Door Jacques de Bakker
Jacques de Bakker (1943) is een van de onderzoekers van het project Twee eeuwen Tilburgse Textielfabrieken
. De Bakker nam de textielfamilie Vincent Bogaers in de binnenstad van Tilburg onder de loep en stuitte op een correspondentie tussen de familie Bogaers en Burgemeesters en wethouders. De familie Bogaers had weliswaar macht en kapitaal, maar werd niet zonder meer in het gelijk gesteld.
De Antoniusstraat in Tilburg is genoemd naar de textielfabrikant Antonius Bogaers, die eigenaar was van nagenoeg de hele straat. Antonius was een van de voorvaders van de Tilburgse fabrikantenfamilie. Rond de eeuwwisseling, het jaar 1900, is er een intensieve correspondentie tussen de familie Bogaers en Burgemeester en Wethouders van Tilburg. De invloedrijke familie wil een nieuwe stoomververij gaan bouwen, en hoewel Vincent Bogaers lid was van de gemeenteraad, ging de aanvraag niet zonder slag of stoot. Vanuit de bewoners van de Antoniusstraat én ook door het hoofd der school voor bijzonder onderwijs kwamen er voortdurend bezwaren.
Op 28 september 1900 wordt ten kantore van de architect Jos.Donders de aanbesteding geregeld van een nieuwe Stoomververij voor Vincent Bogaers. Deze wordt gebouwd op het terrein van de Fa. G. Bogaers en Zn, op kadastraal nummer M4964, later genoemd M5608.
Op 24 oktober 1900 vraagt Vincent Bogaers een hinderwetvergunning aan voor het oprichten van een wollenstoffenververij met een stoommachine van 15 PK., die hem op 22 november 1900 verleend wordt. Als de ververij een paar maanden in gebruik is, vraagt op 14 mei 1901 Guillaume Bogaers, de zoon van Vincent Bogaers, per procuratie, een hinderwetvergunning aan voor hetplaatsen van een stoommachine van 195 m 2 , 100 PK en drijfwerk van 15 PK op kadastraal nr. M5608, adres Poststraat 26, in de nabijheid van de Antoniusstraat. De bewoners hebben echter nu al veel overlast van de vijf rokende en walmende schoorstenen van slechts zes meter hoog.

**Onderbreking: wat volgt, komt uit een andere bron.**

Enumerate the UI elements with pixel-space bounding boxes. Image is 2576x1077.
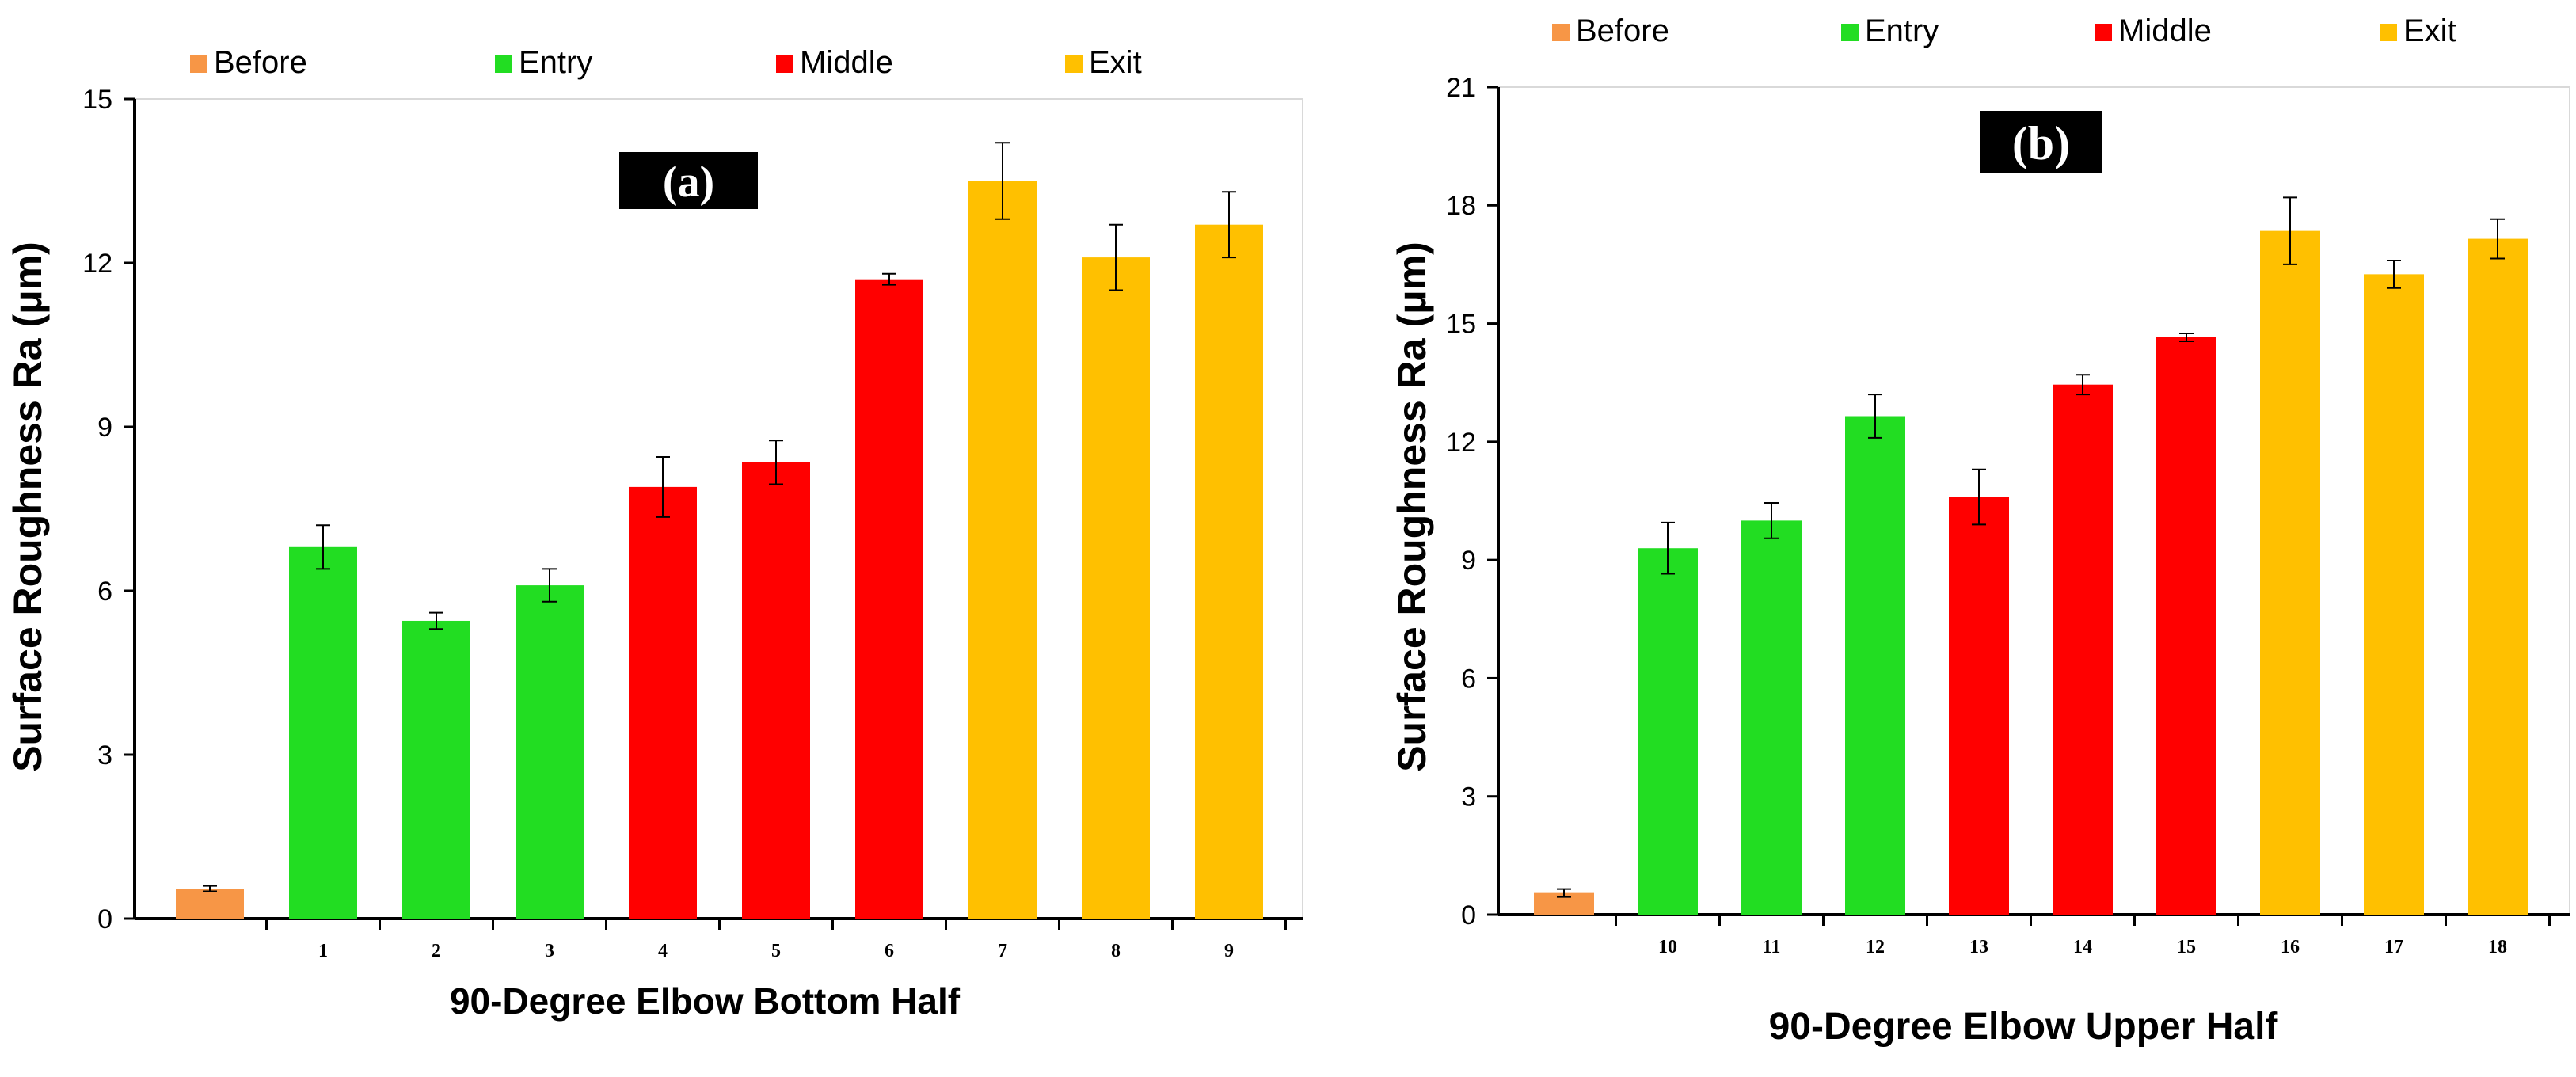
x-tick-label: 3 <box>545 941 554 961</box>
legend-label-middle: Middle <box>800 45 893 80</box>
bar-16 <box>2260 230 2320 915</box>
legend-swatch-exit <box>2380 24 2397 41</box>
bar-9 <box>1195 224 1263 919</box>
legend-label-exit: Exit <box>2403 13 2456 48</box>
x-tick-label: 7 <box>998 941 1007 961</box>
chart-b-svg: 0 3 6 9 12 15 18 21 10 11 12 13 14 15 16 17 18 Before Entr… <box>1390 13 2570 1048</box>
bar-3 <box>516 585 584 919</box>
bar-5 <box>742 462 810 919</box>
y-tick-label: 0 <box>97 904 112 934</box>
x-tick-label: 18 <box>2488 937 2507 957</box>
legend-label-exit: Exit <box>1089 45 1142 80</box>
y-tick-label: 12 <box>1446 428 1476 458</box>
y-tick-label: 9 <box>1461 546 1476 576</box>
x-tick-label: 9 <box>1224 941 1234 961</box>
legend-swatch-middle <box>776 55 793 73</box>
bar-12 <box>1845 416 1905 915</box>
legend-label-entry: Entry <box>1865 13 1939 48</box>
bar-14 <box>2053 384 2113 915</box>
x-tick-label: 11 <box>1763 937 1781 957</box>
panel-tag-box <box>1980 111 2102 173</box>
x-tick-label: 4 <box>658 941 668 961</box>
bar-7 <box>968 181 1037 919</box>
legend-swatch-before <box>1552 24 1570 41</box>
bar-1 <box>289 546 357 919</box>
bar-10 <box>1638 548 1698 915</box>
x-tick-label: 16 <box>2281 937 2300 957</box>
legend-swatch-middle <box>2095 24 2112 41</box>
chart-panel-b: 0 3 6 9 12 15 18 21 10 11 12 13 14 15 16 17 18 Before Entr… <box>1346 0 2576 1077</box>
bar-2 <box>402 620 470 919</box>
y-tick-label: 15 <box>1446 309 1476 339</box>
bar-18 <box>2468 238 2528 915</box>
y-tick-label: 15 <box>82 85 112 115</box>
y-tick-label: 6 <box>1461 664 1476 694</box>
legend-swatch-before <box>190 55 207 73</box>
bar-11 <box>1741 520 1802 915</box>
legend-label-before: Before <box>214 45 307 80</box>
bar-before <box>176 889 244 919</box>
chart-panel-a: 0 3 6 9 12 15 1 2 3 4 5 6 7 8 9 Before Entry Middle Exit (a… <box>6 45 1303 1022</box>
x-tick-label: 17 <box>2384 937 2403 957</box>
legend-label-entry: Entry <box>519 45 592 80</box>
y-tick-label: 21 <box>1446 73 1476 103</box>
legend-swatch-entry <box>1841 24 1859 41</box>
y-tick-label: 3 <box>1461 782 1476 813</box>
x-axis-title: 90-Degree Elbow Bottom Half <box>450 980 961 1022</box>
y-axis-title: Surface Roughness Ra (μm) <box>6 242 50 772</box>
legend-label-before: Before <box>1576 13 1669 48</box>
x-tick-label: 1 <box>318 941 328 961</box>
y-tick-label: 6 <box>97 577 112 607</box>
panel-tag-label: (a) <box>663 158 714 207</box>
x-tick-label: 10 <box>1658 937 1677 957</box>
bar-15 <box>2156 337 2216 915</box>
x-axis-title: 90-Degree Elbow Upper Half <box>1769 1006 2279 1048</box>
x-tick-label: 13 <box>1969 937 1988 957</box>
y-tick-label: 12 <box>82 249 112 279</box>
bar-6 <box>855 279 923 919</box>
legend-swatch-entry <box>495 55 512 73</box>
y-axis-title: Surface Roughness Ra (μm) <box>1390 242 1434 772</box>
panel-tag-box <box>619 152 758 209</box>
x-tick-label: 14 <box>2073 937 2092 957</box>
panel-tag-label: (b) <box>2012 117 2070 169</box>
x-tick-label: 8 <box>1111 941 1121 961</box>
x-tick-label: 2 <box>432 941 441 961</box>
x-tick-label: 5 <box>771 941 781 961</box>
legend-swatch-exit <box>1065 55 1083 73</box>
bar-13 <box>1949 497 2009 915</box>
legend-label-middle: Middle <box>2118 13 2212 48</box>
x-tick-label: 6 <box>885 941 894 961</box>
x-tick-label: 15 <box>2177 937 2196 957</box>
y-tick-label: 18 <box>1446 191 1476 221</box>
y-tick-label: 9 <box>97 413 112 443</box>
bar-4 <box>629 486 697 919</box>
bar-8 <box>1082 257 1150 919</box>
y-tick-label: 0 <box>1461 900 1476 930</box>
bar-17 <box>2364 274 2424 915</box>
y-tick-label: 3 <box>97 740 112 771</box>
x-tick-label: 12 <box>1866 937 1885 957</box>
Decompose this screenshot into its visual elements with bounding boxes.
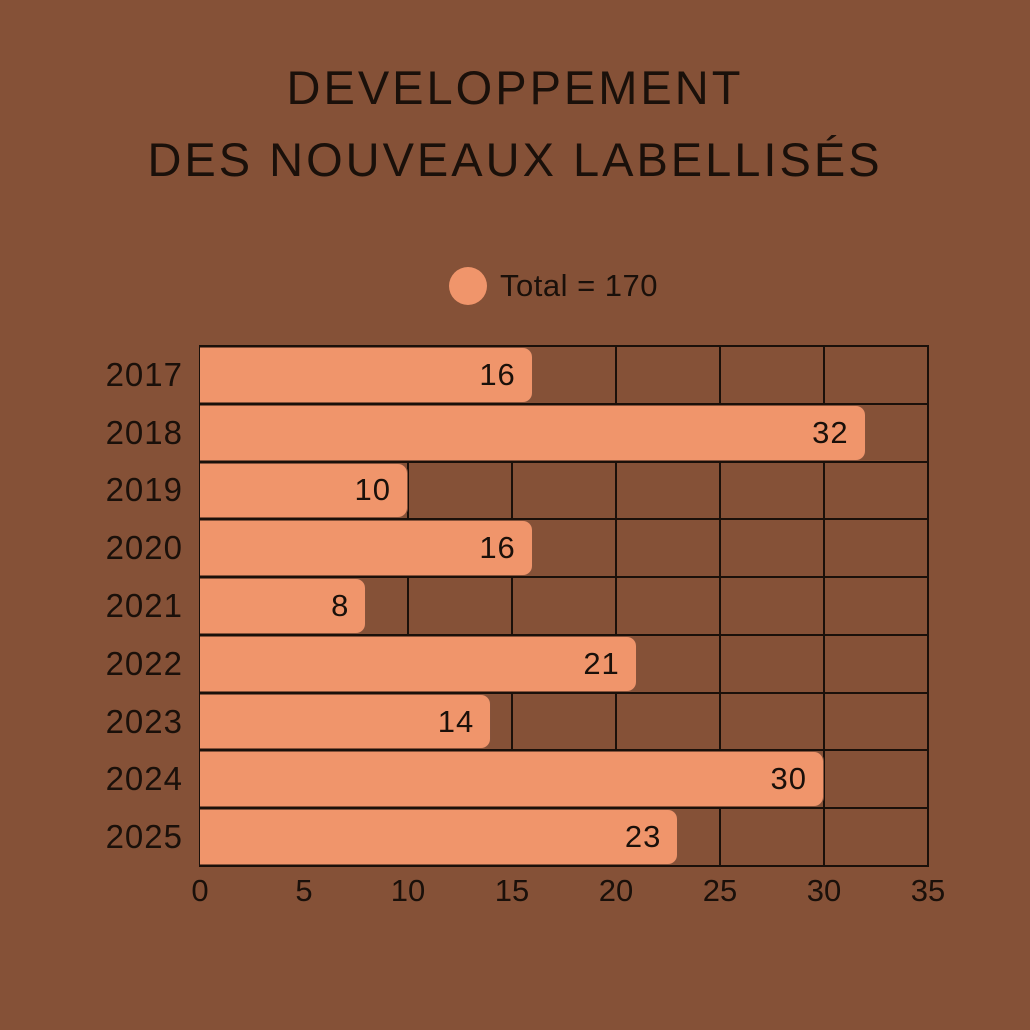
x-axis-tick-label: 10 [390,873,426,908]
x-gridline [927,346,929,866]
year-label: 2023 [105,702,183,740]
bar-2024: 30 [200,751,824,808]
x-axis-tick-label: 5 [295,873,313,908]
x-gridline [823,346,825,866]
row-gridline [199,518,929,521]
legend-swatch-circle [449,267,487,305]
legend: Total = 170 [449,267,658,305]
bar-value-label: 21 [583,645,620,681]
row-gridline [199,402,929,405]
x-axis-tick-label: 20 [598,873,634,908]
year-label: 2024 [105,760,183,798]
year-label: 2025 [105,818,183,856]
x-gridline [407,346,409,866]
bar-value-label: 8 [331,587,350,623]
row-gridline [199,749,929,752]
row-gridline [199,865,929,867]
x-gridline [719,346,721,866]
year-label: 2018 [105,413,183,451]
x-axis-tick-label: 15 [494,873,530,908]
x-axis-tick-label: 0 [191,873,209,908]
bar-2021: 8 [200,578,367,634]
x-gridline [511,346,513,866]
bar-value-label: 32 [812,414,849,450]
x-axis-tick-label: 30 [806,873,842,908]
year-label: 2019 [105,471,183,509]
x-axis-tick-label: 35 [910,873,946,908]
year-label: 2020 [105,529,183,567]
row-gridline [199,460,929,463]
x-axis-tick-label: 25 [702,873,738,908]
bar-value-label: 16 [479,356,516,392]
bar-value-label: 16 [479,530,516,566]
chart-title-line1: DEVELOPPEMENT [286,61,744,114]
chart-title: DEVELOPPEMENT DES NOUVEAUX LABELLISÉS [0,52,1030,196]
bar-2017: 16 [200,347,533,403]
row-gridline [199,633,929,636]
bar-2025: 23 [200,809,679,865]
year-label: 2021 [105,586,183,624]
row-gridline [199,691,929,694]
bar-2018: 32 [200,404,866,461]
year-label: 2022 [105,644,183,682]
year-label: 2017 [105,355,183,393]
row-gridline [199,576,929,579]
bar-2022: 21 [200,635,637,692]
row-gridline [199,345,929,347]
bar-value-label: 14 [437,703,475,739]
bar-2019: 10 [200,462,408,519]
bar-value-label: 23 [624,819,662,855]
x-gridline [615,346,617,866]
bar-value-label: 30 [770,761,807,797]
bar-2020: 16 [200,520,533,577]
bar-value-label: 10 [354,472,391,508]
legend-label: Total = 170 [500,268,659,303]
chart-title-line2: DES NOUVEAUX LABELLISÉS [147,133,883,186]
bar-2023: 14 [200,693,492,750]
row-gridline [199,807,929,810]
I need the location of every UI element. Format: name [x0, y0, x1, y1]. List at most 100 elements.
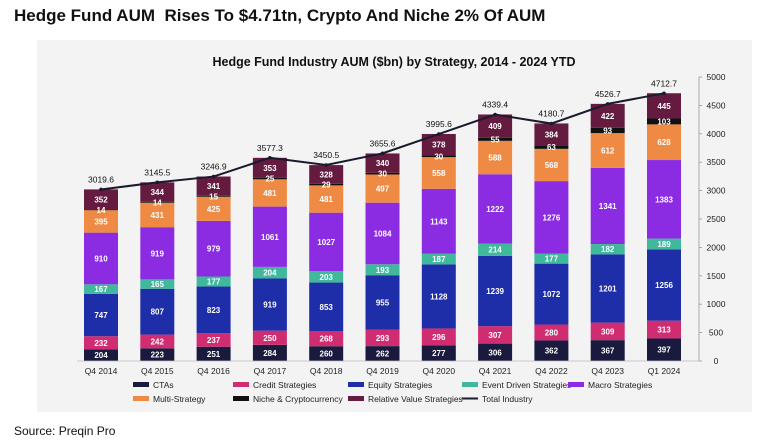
bar-segment-relative-value-strategies	[252, 157, 287, 178]
total-point	[493, 112, 497, 117]
segment-label-ctas: 306	[488, 348, 502, 357]
x-tick-label: Q4 2017	[254, 366, 287, 376]
segment-label-multi-strategy: 431	[151, 211, 165, 220]
segment-label-event-driven-strategies: 187	[432, 255, 446, 264]
segment-label-ctas: 284	[263, 349, 277, 358]
segment-label-equity-strategies: 1201	[599, 284, 617, 293]
segment-label-relative-value-strategies: 445	[657, 102, 671, 111]
bar-segment-event-driven-strategies	[309, 271, 344, 283]
x-tick-label: Q4 2020	[422, 366, 455, 376]
segment-label-multi-strategy: 395	[94, 217, 108, 226]
bar-segment-equity-strategies	[534, 263, 569, 325]
x-tick-label: Q4 2018	[310, 366, 343, 376]
bar-segment-ctas	[421, 345, 456, 361]
total-point	[324, 163, 329, 167]
total-point	[211, 174, 216, 179]
bar-segment-multi-strategy	[590, 133, 625, 168]
segment-label-event-driven-strategies: 177	[545, 255, 559, 264]
segment-label-equity-strategies: 747	[94, 311, 108, 320]
bar-segment-equity-strategies	[309, 282, 344, 332]
y-tick-label: 4000	[707, 129, 726, 139]
segment-label-equity-strategies: 919	[263, 301, 277, 310]
total-point	[549, 121, 554, 126]
bar-segment-niche-and-cryptocurrency	[309, 183, 344, 186]
segment-label-relative-value-strategies: 378	[432, 141, 446, 150]
total-label: 3655.6	[370, 138, 396, 148]
bar-segment-macro-strategies	[365, 202, 400, 265]
segment-label-niche-and-cryptocurrency: 14	[97, 206, 106, 215]
bar-segment-ctas	[140, 348, 175, 361]
segment-label-multi-strategy: 481	[320, 195, 334, 204]
segment-label-credit-strategies: 268	[320, 335, 334, 344]
total-label: 3145.5	[144, 167, 170, 177]
bar-segment-niche-and-cryptocurrency	[140, 201, 175, 203]
legend: CTAs Credit Strategies Equity Strategies Ev…	[133, 380, 652, 404]
bar-segment-relative-value-strategies	[647, 93, 681, 119]
bar-segment-macro-strategies	[140, 227, 175, 280]
bar-segment-macro-strategies	[252, 206, 287, 267]
x-axis: Q4 2014 Q4 2015 Q4 2016 Q4 2017 Q4 2018 Q4 20…	[77, 360, 699, 376]
segment-label-niche-and-cryptocurrency: 30	[378, 170, 387, 179]
bar-segment-macro-strategies	[309, 212, 344, 272]
segment-label-multi-strategy: 481	[263, 189, 277, 198]
source-note: Source: Preqin Pro	[14, 424, 116, 438]
bar-segment-equity-strategies	[421, 264, 456, 329]
segment-label-multi-strategy: 558	[432, 169, 446, 178]
legend-swatch	[133, 382, 149, 387]
segment-label-equity-strategies: 1128	[430, 292, 448, 301]
segment-label-niche-and-cryptocurrency: 103	[657, 117, 671, 126]
segment-label-event-driven-strategies: 189	[657, 240, 671, 249]
total-label: 4712.7	[651, 78, 677, 88]
bar-segment-niche-and-cryptocurrency	[84, 209, 118, 211]
legend-label: Total Industry	[482, 394, 533, 404]
total-label: 3019.6	[88, 174, 114, 184]
segment-label-event-driven-strategies: 182	[601, 245, 615, 254]
legend-label: Event Driven Strategies	[482, 380, 571, 390]
segment-label-macro-strategies: 1276	[543, 213, 561, 222]
bar-segment-multi-strategy	[196, 196, 231, 221]
total-point	[99, 187, 103, 192]
segment-label-event-driven-strategies: 165	[151, 280, 165, 289]
segment-label-multi-strategy: 497	[376, 185, 390, 194]
bar-segment-relative-value-strategies	[140, 182, 175, 202]
bar-segment-ctas	[252, 344, 287, 361]
bar-segment-relative-value-strategies	[590, 103, 625, 128]
segment-label-relative-value-strategies: 352	[94, 195, 108, 204]
bar-segment-macro-strategies	[534, 181, 569, 254]
bar-segment-event-driven-strategies	[196, 276, 231, 287]
bar-segment-macro-strategies	[590, 167, 625, 245]
total-label: 3450.5	[313, 150, 339, 160]
legend-item-equity-strategies: Equity Strategies	[348, 380, 432, 390]
legend-item-macro-strategies: Macro Strategies	[568, 380, 652, 390]
segment-labels-layer: 204 232 747 167 910 395 14 352 223 242 807 165 919 43…	[94, 102, 673, 360]
bars-layer	[84, 93, 681, 361]
total-line-layer: 3019.6 3145.5 3246.9 3577.3 3450.5 3655.6 3995…	[88, 78, 677, 192]
x-tick-label: Q1 2024	[648, 366, 681, 376]
bar-segment-ctas	[84, 349, 118, 361]
bar-segment-event-driven-strategies	[647, 238, 681, 250]
bar-segment-macro-strategies	[196, 220, 231, 277]
legend-label: Equity Strategies	[368, 380, 432, 390]
y-tick-label: 1500	[707, 271, 726, 281]
segment-label-equity-strategies: 955	[376, 298, 390, 307]
segment-label-niche-and-cryptocurrency: 25	[265, 175, 274, 184]
bar-segment-event-driven-strategies	[534, 253, 569, 264]
segment-label-event-driven-strategies: 203	[320, 273, 334, 282]
bar-segment-niche-and-cryptocurrency	[252, 177, 287, 180]
legend-label: Macro Strategies	[588, 380, 652, 390]
segment-label-multi-strategy: 612	[601, 146, 615, 155]
bar-segment-niche-and-cryptocurrency	[534, 145, 569, 149]
legend-item-credit-strategies: Credit Strategies	[233, 380, 316, 390]
total-point	[268, 156, 272, 160]
legend-swatch	[348, 396, 364, 401]
bar-segment-credit-strategies	[252, 330, 287, 345]
y-tick-label: 1000	[707, 299, 726, 309]
segment-label-relative-value-strategies: 384	[545, 130, 559, 139]
y-axis: 0 500 1000 1500 2000 2500 3000 3500 4000 4500 5000	[698, 72, 726, 366]
legend-swatch	[233, 382, 249, 387]
segment-label-multi-strategy: 568	[545, 161, 559, 170]
y-tick-label: 3500	[707, 157, 726, 167]
chart-panel: Hedge Fund Industry AUM ($bn) by Strateg…	[37, 40, 752, 412]
x-tick-label: Q4 2022	[535, 366, 568, 376]
legend-swatch	[348, 382, 364, 387]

Op 30 mei 1901 worden de binnengekomen bezwaarschriften behandeld waarbij Guillaume aanwezig is. Hij doet aldaar de toezegging dat hij de walmende schoorstenen gaat vervangen door één schoorsteen van twintig
meter. Daarmee meent hij tegemoet te komen aan de eerdergenoemde bezwaren. Maar slechts enkele dagen later, op 3 juni 1901, schrijft Guillaume Bogaers zelf aan B&W dat de gedane toezegging niet gerealiseerd kan worden. Op 5 juni 1901 doet B&W dan een lastgeving uitgaan dat er in die ververij niet meer gewerkt mag worden, waarop meteen weer een brief van Guillaume volgt dat hij dan niet aan zijn contractuele verplichtingen kan voldoen én dat zijn arbeiders geen werk meer zullen hebben.
Nu neemt een andere zoon P. Bogaers het over, maar nog steeds ‘per procuratie’. Op 15 juni 1901 schrijft deze een brief naar B&W met het voorstel om de vijf schoorstenen met drie meter te verhogen, gevolgd door een brief op 22 juni dat hij akkoord gaat met één schoorsteen van 24 meter. 12 juli 1901 verzoekt P. Bogaers aan B&W om de lastgeving ongedaan te maken. 13 juli 1901 vraagt P. Bogaers opnieuw de vergunning aan voor de uitbreiding met een stoommachine van 100 pk waarop meteen wéér de bezwaarschriften uit de buurt komen. Op 31 juli 1901 doet de architect Jos.Donders namens de inmiddels overleden Vincent Bogaers (Vincent Bogaers is op 13 juni 1901 te Brussel gestorven (Tilburgsche Courant 13-06-1901)) het woord bij de behandeling van de bezwaarschriften.
Op 2 augustus 1901 bericht P. Bogaers aan B&W dat er in plaats van een schoorsteen van 24 meter, een van 34 meter opgericht kan worden; op dat moment de hoogste in Tilburg. Wellicht is dat argument hetgeen waarop B & W besluiten een (voorwaardelijke) vergunning te verlenen. Bogaers krijgt toestemming voor de bouw van een ververij met een stoommachine van 100 pk.
Ondanks de invloed van de familie Bogaers met een ‘eigen’ straat en een positie in de Tilburgse gemeenteraad, werd er klaarblijkelijk rond 1900 wel degelijk geluisterd naar de bezwaren van de burgers.